Todos esses direitos e garantias devem ser assegurados mesmo a um assassino?
Vivemos tempos em que a intriga seja para obter alguma vantagem ou, simplesmente, para prejudicar alguém se tornou modo comportamental predominante para muitos, que o fazem de forma despudorada, irresponsável e sem que venha a suscitar-lhe qualquer arrependimento. Muitos se orgulham das acusações levianas, injustas, fundadas na inveja que perpetram e continuam a afirmá-las mesmo depois de desmascarados. Logo, é de bom alvitre que, em caso de dúvida - seja da autoria do crime ou da idoneidade do acusador - que se decida em favor do réu -, porque pior do que favorecer um assassino será prejudicar um inocente. E, lamentavelmente, na História da humanidade não é tão raro que, sob o pretexto de fazer justiça, se beneficie o assassino e se execute o justo.

Ao Supremo Tribunal Federal, portanto, cumpre fazer valer a lei em benefício da vida e a exaltar - sempre - a dignidade da pessoa humana - o pilar central de nosso ordenamento jurídico e fundamento da República Federativa do Brasil.

Em todos os tempos, vaidades, disputas políticas, ódios, vinganças, reflexões movidas por interesses egoístas ou sectários, desejos tão recônditos quanto indeclaráveis de subjugar aquele que se elegeu como adversário, que se tem como inimigo à sua própria vontade ou capricho - como nos tribunais de inquisição ou os de exceção. Mas, ser - humano - não é ser indiferente e insensível, perseguidor implacável, entendido em intrigas e em vinganças injustas; ser - humano - jamais é agir de forma cruel: isto, ao revés, nos torna desumanos. Sempre que o homem assim se norteia termina por ser, ele mesmo, a primeira vítima - mesmo quando pensa ter ganho a guerra.

Desumanamente, portanto, jamais faremos justiça; desumanamente - refletimos de modo obtuso, confuso, raciocinamos como ostras. Desumanamente agimos quando permitimos que a maldade nos domine. Assim dominados, jamais seremos capazes de fazer justiça, mas tão-somente de promover iniquidade - que é, precisamente, a negação daquela. Quantos tribunais, que se tornaram notórios por suas graves injustiças, não foram extintos e se tornaram apenas referência nos relatos que descrevem as piores eras da humanidade?

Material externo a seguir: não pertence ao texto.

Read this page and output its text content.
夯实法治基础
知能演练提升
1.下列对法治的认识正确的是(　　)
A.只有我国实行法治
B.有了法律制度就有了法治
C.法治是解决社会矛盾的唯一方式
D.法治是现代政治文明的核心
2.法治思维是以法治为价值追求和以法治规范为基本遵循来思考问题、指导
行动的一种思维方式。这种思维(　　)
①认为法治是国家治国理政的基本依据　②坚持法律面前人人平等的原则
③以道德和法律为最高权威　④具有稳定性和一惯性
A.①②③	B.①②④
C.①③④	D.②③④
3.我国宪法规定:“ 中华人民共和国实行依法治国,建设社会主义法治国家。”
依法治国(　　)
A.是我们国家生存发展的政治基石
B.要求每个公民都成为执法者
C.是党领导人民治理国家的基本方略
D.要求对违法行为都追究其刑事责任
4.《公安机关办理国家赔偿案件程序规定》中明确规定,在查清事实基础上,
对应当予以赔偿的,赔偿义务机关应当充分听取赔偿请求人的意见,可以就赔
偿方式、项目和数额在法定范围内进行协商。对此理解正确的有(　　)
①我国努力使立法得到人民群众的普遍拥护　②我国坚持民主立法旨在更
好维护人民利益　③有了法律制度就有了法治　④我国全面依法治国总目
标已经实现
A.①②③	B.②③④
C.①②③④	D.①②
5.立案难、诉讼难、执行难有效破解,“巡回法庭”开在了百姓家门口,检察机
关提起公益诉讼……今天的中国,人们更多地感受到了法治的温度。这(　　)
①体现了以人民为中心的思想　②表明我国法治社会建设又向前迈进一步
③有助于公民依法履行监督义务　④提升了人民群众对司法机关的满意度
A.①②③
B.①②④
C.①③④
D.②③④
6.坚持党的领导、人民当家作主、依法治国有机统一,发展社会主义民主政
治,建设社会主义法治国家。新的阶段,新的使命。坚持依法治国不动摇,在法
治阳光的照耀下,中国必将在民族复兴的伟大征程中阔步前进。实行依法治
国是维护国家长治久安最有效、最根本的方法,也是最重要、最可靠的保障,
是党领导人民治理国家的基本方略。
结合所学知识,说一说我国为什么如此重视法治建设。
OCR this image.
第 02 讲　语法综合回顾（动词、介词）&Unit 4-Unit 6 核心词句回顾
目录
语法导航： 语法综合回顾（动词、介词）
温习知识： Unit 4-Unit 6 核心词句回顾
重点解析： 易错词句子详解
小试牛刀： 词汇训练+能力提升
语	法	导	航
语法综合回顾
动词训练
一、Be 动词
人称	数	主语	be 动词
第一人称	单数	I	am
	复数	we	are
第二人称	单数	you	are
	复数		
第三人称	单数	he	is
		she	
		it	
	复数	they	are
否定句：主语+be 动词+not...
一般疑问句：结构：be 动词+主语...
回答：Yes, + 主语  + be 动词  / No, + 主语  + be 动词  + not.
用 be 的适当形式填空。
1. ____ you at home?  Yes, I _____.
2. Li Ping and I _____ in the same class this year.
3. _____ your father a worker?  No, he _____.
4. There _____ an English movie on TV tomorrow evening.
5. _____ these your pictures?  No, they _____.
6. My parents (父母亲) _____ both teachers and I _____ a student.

A injustiça, a iniquidade está sempre a ser reeditada, até porque a ignorância não foi extinta e ainda prevalece em muitos indivíduos. O que se espera é que, pelo menos aqueles que tiveram a sorte de frequentar as instituições de ensino superior de renome internacional, não voltem a instituir os piores institutos, não tornem a produzir as piores decisões, não tentem restaurar os piores decretos. Pois, do contrário, estarão a produzir pior dano do que se seriam capazes se nenhum conhecimento tivessem.

O que se espera é que - pelo menos os doutos - sejam humanos. E ser - humano - é não ser hipócrita, é não querer obter vantagens através do sofrimento e do sangue alheio. Ser - humano - é ser generoso é ser justo, é ser altruísta. E ser generoso não é ser subserviente e muito menos covarde. Quantas vezes o homem não foi iníquo exatamente por ser covarde? Quantas vezes não foi iníquo por orgulho, por soberba? Quantas vezes o homem não foi injusto por ser egoísta e invejoso? Quantas vezes o homem não foi injusto por ser desonesto, corrupto, mercenário?

Através da maldade ninguém jamais se tornou ou se tornará realmente magnânimo; através da maldade ninguém jamais conseguiu ser ético.